Hooper was drafted in the eighth round (No. 100 overall) by the New York Knicks in 1968. He instead decided to sign with the Indiana Pacers, who were then in the American Basketball Association.

“Being realistic about the situation, I think I’ll have the better chance to play with the Pacers,” Hooper told the Dayton Daily News in June 1968. “New York is young with an awfully lot of talent at the guards and forwards. And I think a smaller guard like me can play in the ABA.”

Hooper played in 54 games as a rookie, averaging 5.0 points. He broke his hand in February 1969 and missed the rest of his rookie season. He first injured the hand a year earlier while playing with Dayton in the NIT. He did not return to the league.

In 1969, Hooper joined Donoher’s staff as a part-time assistant coach. He was elevated to full-time assistant in 1970. Hooper later worked as an assistant coach with the Pacers.

Hooper worked as a coach and teacher at Clinton-Massie High School. He also became a pastor in the 1980s. He was an assistant pastor at the Marshall Road First Church of God in Kettering when Dayton Daily News columnist Tom Archdeacon wrote about him in 1991.

“I don’t try to be something I’m not anymore,” Hooper said. “I don’t try to parade myself and my basketball past.

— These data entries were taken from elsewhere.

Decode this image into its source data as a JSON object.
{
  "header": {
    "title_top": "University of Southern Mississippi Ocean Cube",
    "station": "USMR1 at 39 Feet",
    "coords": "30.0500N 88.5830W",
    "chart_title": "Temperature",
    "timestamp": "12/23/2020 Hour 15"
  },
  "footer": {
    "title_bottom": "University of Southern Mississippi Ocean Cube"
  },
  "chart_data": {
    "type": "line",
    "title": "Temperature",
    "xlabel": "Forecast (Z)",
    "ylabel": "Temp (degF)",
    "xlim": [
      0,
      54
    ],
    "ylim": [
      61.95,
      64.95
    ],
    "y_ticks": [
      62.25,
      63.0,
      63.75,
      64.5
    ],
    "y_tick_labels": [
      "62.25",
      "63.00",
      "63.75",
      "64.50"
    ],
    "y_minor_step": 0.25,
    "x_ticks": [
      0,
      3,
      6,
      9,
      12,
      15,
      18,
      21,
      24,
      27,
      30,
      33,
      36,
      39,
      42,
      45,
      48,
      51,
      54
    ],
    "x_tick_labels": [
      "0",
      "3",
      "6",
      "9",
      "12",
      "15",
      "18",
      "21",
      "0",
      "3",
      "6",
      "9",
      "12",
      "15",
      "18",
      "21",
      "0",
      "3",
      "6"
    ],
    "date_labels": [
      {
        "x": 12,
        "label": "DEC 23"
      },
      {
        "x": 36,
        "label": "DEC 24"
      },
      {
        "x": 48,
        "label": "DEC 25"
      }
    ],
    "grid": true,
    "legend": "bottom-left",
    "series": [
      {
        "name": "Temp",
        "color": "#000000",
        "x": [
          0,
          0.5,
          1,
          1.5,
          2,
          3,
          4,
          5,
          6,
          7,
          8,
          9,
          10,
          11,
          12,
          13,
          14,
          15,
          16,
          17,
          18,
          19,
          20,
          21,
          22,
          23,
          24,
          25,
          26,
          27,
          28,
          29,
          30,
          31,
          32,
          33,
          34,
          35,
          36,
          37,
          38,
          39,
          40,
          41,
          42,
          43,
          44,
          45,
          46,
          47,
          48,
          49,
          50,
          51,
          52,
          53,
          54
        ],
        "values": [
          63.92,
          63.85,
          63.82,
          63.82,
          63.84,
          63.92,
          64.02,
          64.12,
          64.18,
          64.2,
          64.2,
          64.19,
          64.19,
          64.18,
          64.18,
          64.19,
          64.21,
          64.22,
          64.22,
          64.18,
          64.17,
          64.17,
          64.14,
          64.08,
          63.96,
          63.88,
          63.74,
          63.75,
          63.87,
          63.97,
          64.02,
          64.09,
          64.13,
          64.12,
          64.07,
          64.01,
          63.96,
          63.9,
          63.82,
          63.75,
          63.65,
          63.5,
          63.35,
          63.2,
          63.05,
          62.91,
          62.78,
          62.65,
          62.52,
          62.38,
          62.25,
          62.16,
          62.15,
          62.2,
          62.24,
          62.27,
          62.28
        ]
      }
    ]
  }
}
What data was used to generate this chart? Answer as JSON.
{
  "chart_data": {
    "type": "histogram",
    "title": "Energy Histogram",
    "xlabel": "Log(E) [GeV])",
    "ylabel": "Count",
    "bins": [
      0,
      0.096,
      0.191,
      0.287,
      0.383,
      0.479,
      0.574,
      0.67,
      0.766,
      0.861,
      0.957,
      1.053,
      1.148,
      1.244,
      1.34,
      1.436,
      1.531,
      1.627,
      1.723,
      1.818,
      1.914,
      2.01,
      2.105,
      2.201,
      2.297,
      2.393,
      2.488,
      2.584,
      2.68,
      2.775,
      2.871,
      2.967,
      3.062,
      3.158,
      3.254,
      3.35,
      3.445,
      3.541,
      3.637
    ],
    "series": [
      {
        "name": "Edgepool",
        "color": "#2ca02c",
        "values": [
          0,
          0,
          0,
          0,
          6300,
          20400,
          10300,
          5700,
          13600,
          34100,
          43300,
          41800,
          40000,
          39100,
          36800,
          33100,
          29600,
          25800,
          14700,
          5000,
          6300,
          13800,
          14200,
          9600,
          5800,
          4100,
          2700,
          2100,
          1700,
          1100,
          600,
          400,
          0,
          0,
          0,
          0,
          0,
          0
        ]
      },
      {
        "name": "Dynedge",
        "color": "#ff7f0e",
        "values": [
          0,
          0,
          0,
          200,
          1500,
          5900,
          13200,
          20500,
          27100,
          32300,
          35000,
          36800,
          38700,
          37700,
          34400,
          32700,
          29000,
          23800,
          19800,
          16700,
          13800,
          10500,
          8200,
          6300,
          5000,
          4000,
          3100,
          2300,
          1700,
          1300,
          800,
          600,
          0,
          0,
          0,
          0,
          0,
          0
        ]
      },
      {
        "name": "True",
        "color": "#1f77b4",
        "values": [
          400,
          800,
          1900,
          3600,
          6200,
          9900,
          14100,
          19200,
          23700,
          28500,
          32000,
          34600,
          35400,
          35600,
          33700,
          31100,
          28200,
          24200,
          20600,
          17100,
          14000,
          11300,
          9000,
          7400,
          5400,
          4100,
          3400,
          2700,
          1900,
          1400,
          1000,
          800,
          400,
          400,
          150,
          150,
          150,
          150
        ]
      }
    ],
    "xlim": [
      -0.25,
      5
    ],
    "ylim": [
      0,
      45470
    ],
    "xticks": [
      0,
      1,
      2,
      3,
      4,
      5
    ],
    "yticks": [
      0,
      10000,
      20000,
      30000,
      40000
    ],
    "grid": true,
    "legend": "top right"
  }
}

Nor do I try to pretend I’m the pastor I’m not. I am not eloquent. Not a very learned man. I’ve never had a bible class or a seminar. I’m a simple man looking at people through simple eyes. I just feel the Lord has touched me.”

According to his obituary, “Bobby volunteered for Hospice of Clinton County and Ross County. He also enjoyed attending Real Joy Community Fellowship church in Chillicothe, Ohio. A graveside service at Sugar Grove Cemetery will be held at the convenience of the family.